This is not a sports question, even though it might look like it at a glance.
The premise is that you are a player of American football, coming out of high school. You have three college offers to choose from. To remove these as considerations we will assume up front that all three will offer you the same quality of education, in an equally attractive location, at an equal after scholarship cost. Your personal abilities as a player will also start the same, obviously, and less obviously will wind up the same no matter where you go.
So what is the difference? It is not just a matter of expectations, it is a matter of me as the questioner being able to provide an absolute certainty about outcomes.
If you choose school A, the team will be in competition for a National Championship every year, and you will in fact graduate four years later with a national championship ring of your very own. You will rise and fall on the depth chart, playing a third string role in the year of the championship, making occasional appearances on special teams throughout your four year career.
If you choose school B, the team will be successful to a reasonable degree. They will win more than they lose, but never be mentioned as a contender for a championship. The high point of your college football career will be an invitation to the Aqua Velva Turtle Bowl in Podunk at the end of your junior year, where you will face off with another 8-4 team in a game recorded and shown after midnight on ESPN 2. You will rise and fall on the depth chart and make frequent game appearances, even getting a stretch as a starter due to a rash of injuries.
If you choose school C, they are gonna suck. Your senior year, when they win four games, will be the high point where they win more games than in the three previous seasons combined. No championships, no invitations to bowl games, your team is among the teams that big name schools put on their schedule so they can demonstrate their ability to run up the score on a cream puff. You will rise rapidly through the depth chart, becoming a starter late in your sophomore season and holding that position through the rest of your college career. In your senior year you will be recognized as the bright spot in the darkness and credited as the biggest contributor in all four of those wins.
Thanks Tim... interesting thought exercise that has some very specific, very personal relevance for me... and is actually a question that I've pondered on numerous occasions throughout my life, specifically because I have actually experienced something pretty damn close to the scenarios you mention.
More specifically I have been a starter/captain on multiple championship caliber football teams, at the youth and high school level, gone to championships, lost some state championship games, and won some championship trophies that are/were as tall as I am. I've also been a rookie/backup on a high school football team that stunk and had little hope of sniffing 4 wins. I also worked my way up from scrub to earn a starting spot on that awful team, so I got to also experience being a starter on a terrible, sub-four-win team. So I got to experience becoming a starter midway through my sophomore year and remaining a starter through the rest of high school. Finally, I've also experienced being a backup player on a NCAA division champion football team, and have a championship ring of my very own to show for it. I've also got a State championship ring for coaching... the relevance of which I'll get to.

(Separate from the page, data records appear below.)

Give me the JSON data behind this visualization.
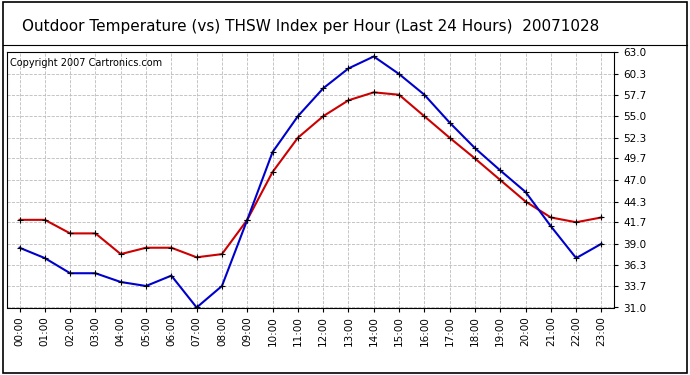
{
  "title": "Outdoor Temperature (vs) THSW Index per Hour (Last 24 Hours)  20071028",
  "copyright": "Copyright 2007 Cartronics.com",
  "hours": [
    "00:00",
    "01:00",
    "02:00",
    "03:00",
    "04:00",
    "05:00",
    "06:00",
    "07:00",
    "08:00",
    "09:00",
    "10:00",
    "11:00",
    "12:00",
    "13:00",
    "14:00",
    "15:00",
    "16:00",
    "17:00",
    "18:00",
    "19:00",
    "20:00",
    "21:00",
    "22:00",
    "23:00"
  ],
  "outdoor_temp": [
    38.5,
    37.2,
    35.3,
    35.3,
    34.2,
    33.7,
    35.0,
    31.0,
    33.7,
    42.0,
    50.5,
    55.0,
    58.5,
    61.0,
    62.5,
    60.3,
    57.7,
    54.2,
    51.0,
    48.2,
    45.5,
    41.2,
    37.2,
    39.0
  ],
  "thsw_index": [
    42.0,
    42.0,
    40.3,
    40.3,
    37.7,
    38.5,
    38.5,
    37.3,
    37.7,
    42.0,
    48.0,
    52.3,
    55.0,
    57.0,
    58.0,
    57.7,
    55.0,
    52.3,
    49.7,
    47.0,
    44.3,
    42.3,
    41.7,
    42.3
  ],
  "ylim": [
    31.0,
    63.0
  ],
  "yticks": [
    31.0,
    33.7,
    36.3,
    39.0,
    41.7,
    44.3,
    47.0,
    49.7,
    52.3,
    55.0,
    57.7,
    60.3,
    63.0
  ],
  "temp_color": "#0000cc",
  "thsw_color": "#cc0000",
  "bg_color": "#ffffff",
  "plot_bg": "#ffffff",
  "grid_color": "#bbbbbb",
  "title_color": "#000000",
  "title_fontsize": 11,
  "copyright_fontsize": 7,
  "tick_fontsize": 7.5,
  "marker_size": 4
}
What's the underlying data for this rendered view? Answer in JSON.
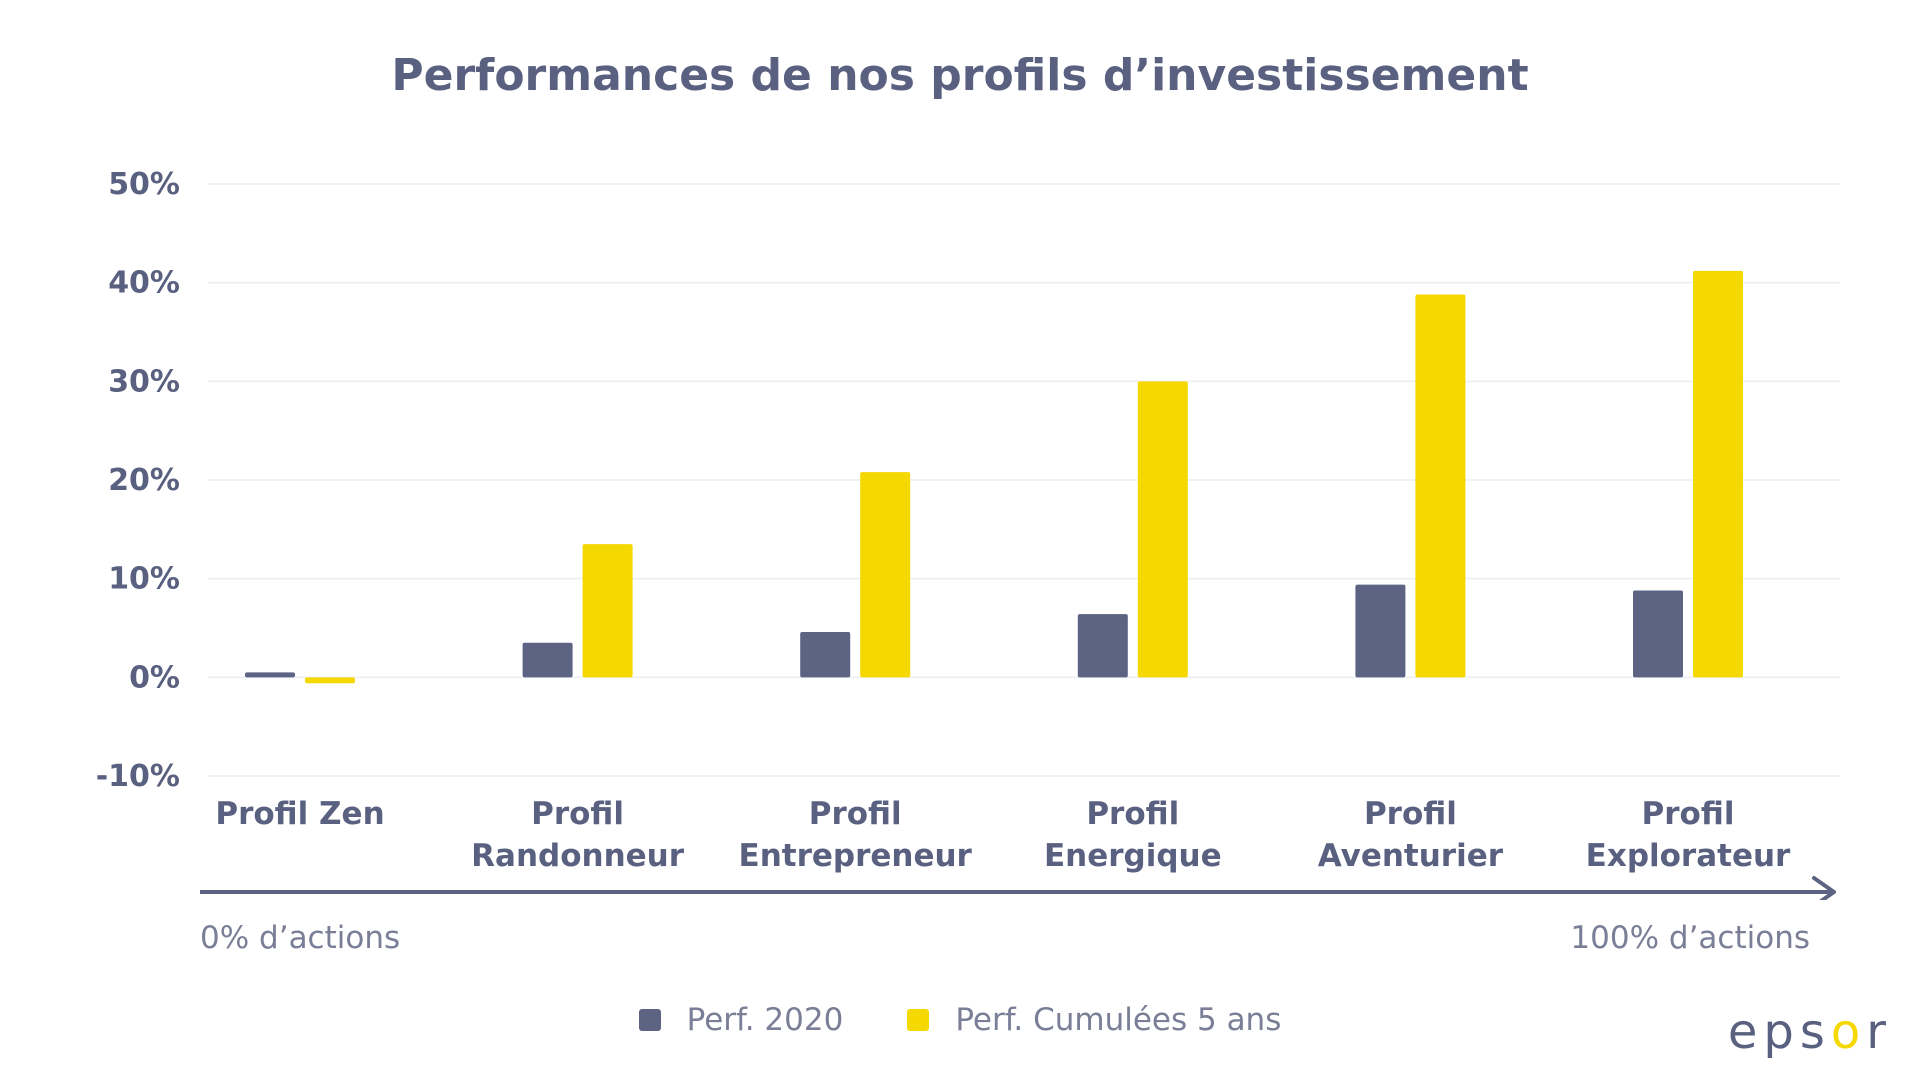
{
  "chart_data": {
    "type": "bar",
    "title": "Performances de nos profils d’investissement",
    "categories": [
      [
        "Profil Zen"
      ],
      [
        "Profil",
        "Randonneur"
      ],
      [
        "Profil",
        "Entrepreneur"
      ],
      [
        "Profil",
        "Energique"
      ],
      [
        "Profil",
        "Aventurier"
      ],
      [
        "Profil",
        "Explorateur"
      ]
    ],
    "series": [
      {
        "name": "Perf. 2020",
        "color": "#5c6383",
        "values": [
          0.5,
          3.5,
          4.6,
          6.4,
          9.4,
          8.8
        ]
      },
      {
        "name": "Perf. Cumulées 5 ans",
        "color": "#f5d800",
        "values": [
          -0.6,
          13.5,
          20.8,
          30.0,
          38.8,
          41.2
        ]
      }
    ],
    "yticks": [
      50,
      40,
      30,
      20,
      10,
      0,
      -10
    ],
    "ytick_labels": [
      "50%",
      "40%",
      "30%",
      "20%",
      "10%",
      "0%",
      "-10%"
    ],
    "ylim": [
      -10,
      50
    ],
    "grid": true,
    "legend_position": "bottom"
  },
  "axis_notes": {
    "left": "0% d’actions",
    "right": "100% d’actions"
  },
  "logo": {
    "text_start": "eps",
    "text_accent": "o",
    "text_end": "r"
  }
}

Anyway... So having experienced some similar iteration of all the different scenarios you mention, I'd have to say I learned so much from all of them that I wouldn't give any up. But for the purposes of this game, I'll say that if I were a college kid again, my 18 year old self would choose
to be a starter and never look back. I'd want
to play, damn sitting on the bench, wins be damned, championships be damned...
I'm not sitting on the bench, I want to be out there playing my heart out.
Now the old man me... looking back on my life... I'm really glad to have a championship ring of my very own, its a really nice ring, and I'm very appreciative to have it... although I almost never wear it. See the thing is, I'm definitely prouder of the
lost State Championship game
where I was a starter and played every single down of the game. It was a loss, but I feel more like I earned those bragging rights, as opposed to being along for the ride on a team that happened to be good. Same goes for the coaching ring. I feel more proud of that one than of my college ring, because I feel like I actually did more to earn it. Don't get me wrong... you learn
a ton about the proper way to run a program and winning technique, attitude, team culture, etc., just being part of championship caliber programs, but its different when you are an actual starter on the team (or a coach)... you feel like you personally deserve it more. Its a fuller, more satisfy feeling. So again, if I had it to do all over again, I think I would have rather been a starter in college on a team that wasn't great, than have a fancy ring. But if you're asking the old man... I like having the ring... I mean, I've already got it and its purty.
However... all that being said... you learn alot being part of winning programs, and that experience helps you coach etc, long after your playing days are done. And in a more abstract sense, being a bit player in a well run operation is more meaningful on a macro level than being the sole bright spot in a dumpster fire operation.